IAN Walker and the rest of the Volvo Ocean Race skippers are preparing for the toughest part of their round the world sailing odyssey.

The Southampton-based ex-Olympian and his Abu Dhabi crew will start the delayed fifth leg of the VOR from Auckland tomorrow.

Cyclone Pam has caused a 72-hour postponement, but now Walker has to face up to what he considers the hardest leg of all – taking on the perilous Southern Ocean to round Cape Horn en route to Itajaí in the southern Brazilian state of Santa Catarina.

“When we’re in that part of the world and it’s night time, you’ve got ice in the water and you’re doing 30 miles per hour blind, it’s a worry,” he has said.

The 45-year-old dodged potentially boat breaking and race ending icebergs when he took on the infamous ocean in the 2008-09 Volvo Ocean Race.

And in the 2011/12 race he was one of several skippers that had to enquire about emergency assistance in the Southern Ocean.

“We got a message back saying that the nearest ship was 1,000 miles away. That kind of focuses the mind,” he recalled.

“If you run into trouble in the Southern Ocean, the chances are that help would come from one of the other boats in the race.

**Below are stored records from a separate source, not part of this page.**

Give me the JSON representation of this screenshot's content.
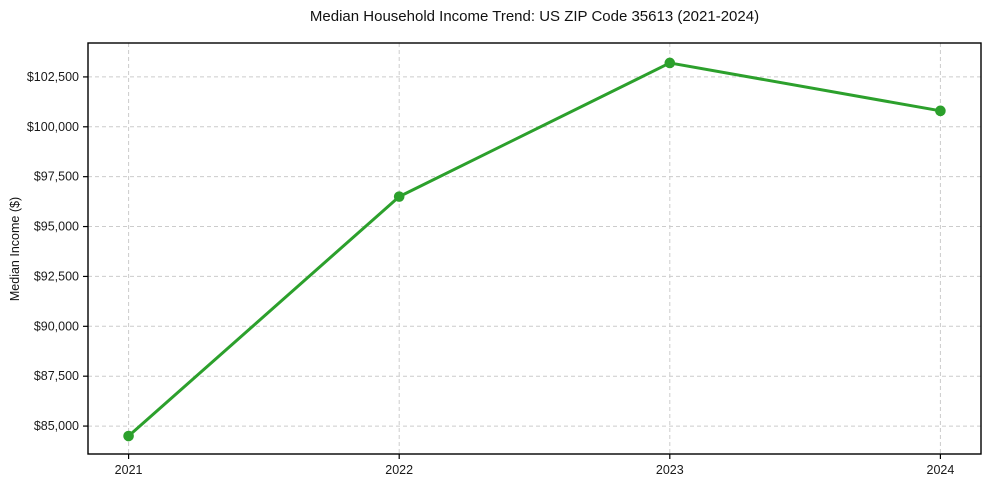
{
  "figure": {
    "title": "Median Household Income Trend: US ZIP Code 35613 (2021-2024)"
  },
  "chart_data": {
    "type": "line",
    "title": "Median Household Income Trend: US ZIP Code 35613 (2021-2024)",
    "xlabel": "",
    "ylabel": "Median Income ($)",
    "x": [
      2021,
      2022,
      2023,
      2024
    ],
    "xtick_labels": [
      "2021",
      "2022",
      "2023",
      "2024"
    ],
    "series": [
      {
        "name": "Median Household Income",
        "values": [
          84500,
          96500,
          103200,
          100800
        ]
      }
    ],
    "yticks": [
      85000,
      87500,
      90000,
      92500,
      95000,
      97500,
      100000,
      102500
    ],
    "ytick_labels": [
      "$85,000",
      "$87,500",
      "$90,000",
      "$92,500",
      "$95,000",
      "$97,500",
      "$100,000",
      "$102,500"
    ],
    "ylim": [
      83600,
      104200
    ],
    "xlim": [
      2020.85,
      2024.15
    ],
    "grid": true,
    "grid_style": "dashed",
    "legend": "none",
    "colors": {
      "line": "#2ca02c",
      "marker": "#2ca02c",
      "grid": "#cccccc",
      "axis": "#000000",
      "text": "#1a1a1a",
      "background": "#ffffff"
    }
  }
}
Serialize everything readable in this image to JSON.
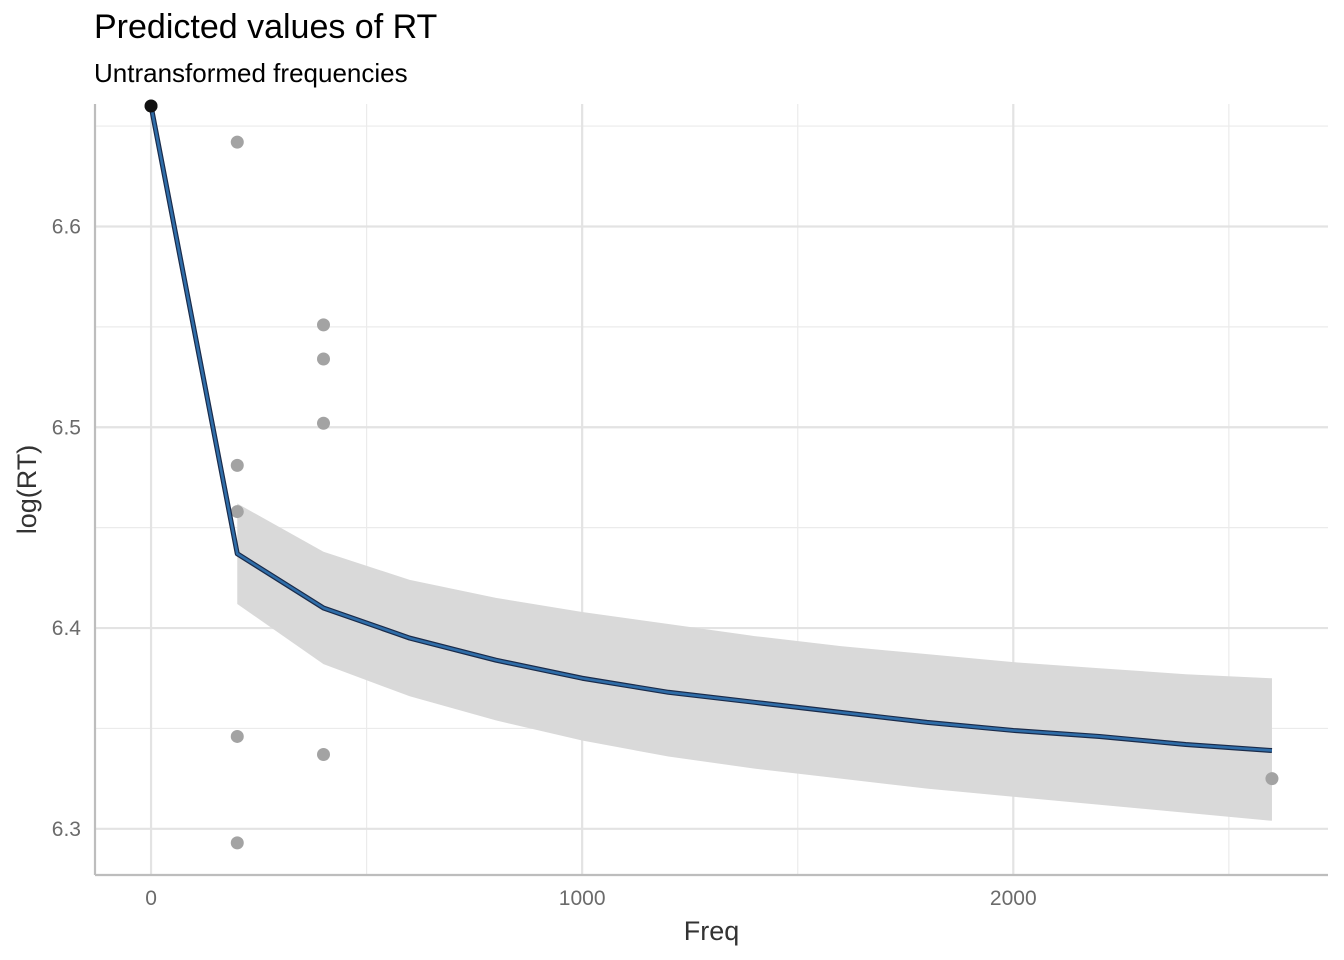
{
  "chart_data": {
    "type": "line",
    "title": "Predicted values of RT",
    "subtitle": "Untransformed frequencies",
    "xlabel": "Freq",
    "ylabel": "log(RT)",
    "xlim": [
      -130,
      2730
    ],
    "ylim": [
      6.277,
      6.661
    ],
    "x_ticks": [
      0,
      1000,
      2000
    ],
    "x_tick_labels": [
      "0",
      "1000",
      "2000"
    ],
    "x_minor_ticks": [
      500,
      1500,
      2500
    ],
    "y_ticks": [
      6.3,
      6.4,
      6.5,
      6.6
    ],
    "y_tick_labels": [
      "6.3",
      "6.4",
      "6.5",
      "6.6"
    ],
    "y_minor_ticks": [
      6.35,
      6.45,
      6.55,
      6.65
    ],
    "grid": true,
    "series": [
      {
        "type": "line",
        "color": "#2f6da8",
        "x": [
          0,
          200,
          400,
          600,
          800,
          1000,
          1200,
          1400,
          1600,
          1800,
          2000,
          2200,
          2400,
          2600
        ],
        "y": [
          6.66,
          6.437,
          6.41,
          6.395,
          6.384,
          6.375,
          6.368,
          6.363,
          6.358,
          6.353,
          6.349,
          6.346,
          6.342,
          6.339
        ]
      }
    ],
    "confidence_band": {
      "color": "#d9d9d9",
      "x": [
        200,
        400,
        600,
        800,
        1000,
        1200,
        1400,
        1600,
        1800,
        2000,
        2200,
        2400,
        2600
      ],
      "lower": [
        6.412,
        6.382,
        6.366,
        6.354,
        6.344,
        6.336,
        6.33,
        6.325,
        6.32,
        6.316,
        6.312,
        6.308,
        6.304
      ],
      "upper": [
        6.462,
        6.438,
        6.424,
        6.415,
        6.408,
        6.402,
        6.396,
        6.391,
        6.387,
        6.383,
        6.38,
        6.377,
        6.375
      ]
    },
    "points": {
      "color": "#a3a3a3",
      "x": [
        0,
        200,
        200,
        200,
        200,
        200,
        400,
        400,
        400,
        400,
        2600
      ],
      "y": [
        6.66,
        6.642,
        6.481,
        6.458,
        6.346,
        6.293,
        6.551,
        6.534,
        6.502,
        6.337,
        6.325
      ]
    }
  }
}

“It is a very feared and desolate part of the world.

“If you get a storm when you’re in the vicinity of Cape Horn you need your wits about you to survive.

“That’s obviously a very notorious part of the world and we’ll be down there for about two and a half weeks.”

Despite the fear-factor, Walker insists there were moments in the world’s toughest and longest professional sailing race when he wouldn’t want to be anywhere else.

“A third of the time you’re terrified because it’s so wet and windy and wild, and you’d rather be anywhere else in the world,” he said.

“It’s a very tough environment, particularly down below trying to live and exist in a carbon fibre shell that’s being tossed around the ocean.

“It’s anything but luxury.

“A third of the time is actually quite mundane with easy conditions.

“The other third is some of the best sailing and best racing of your life where you are neck and neck with another boat, or enjoying beautiful trade wind sailing under a starry sky, and there’s no place else you’d rather be.”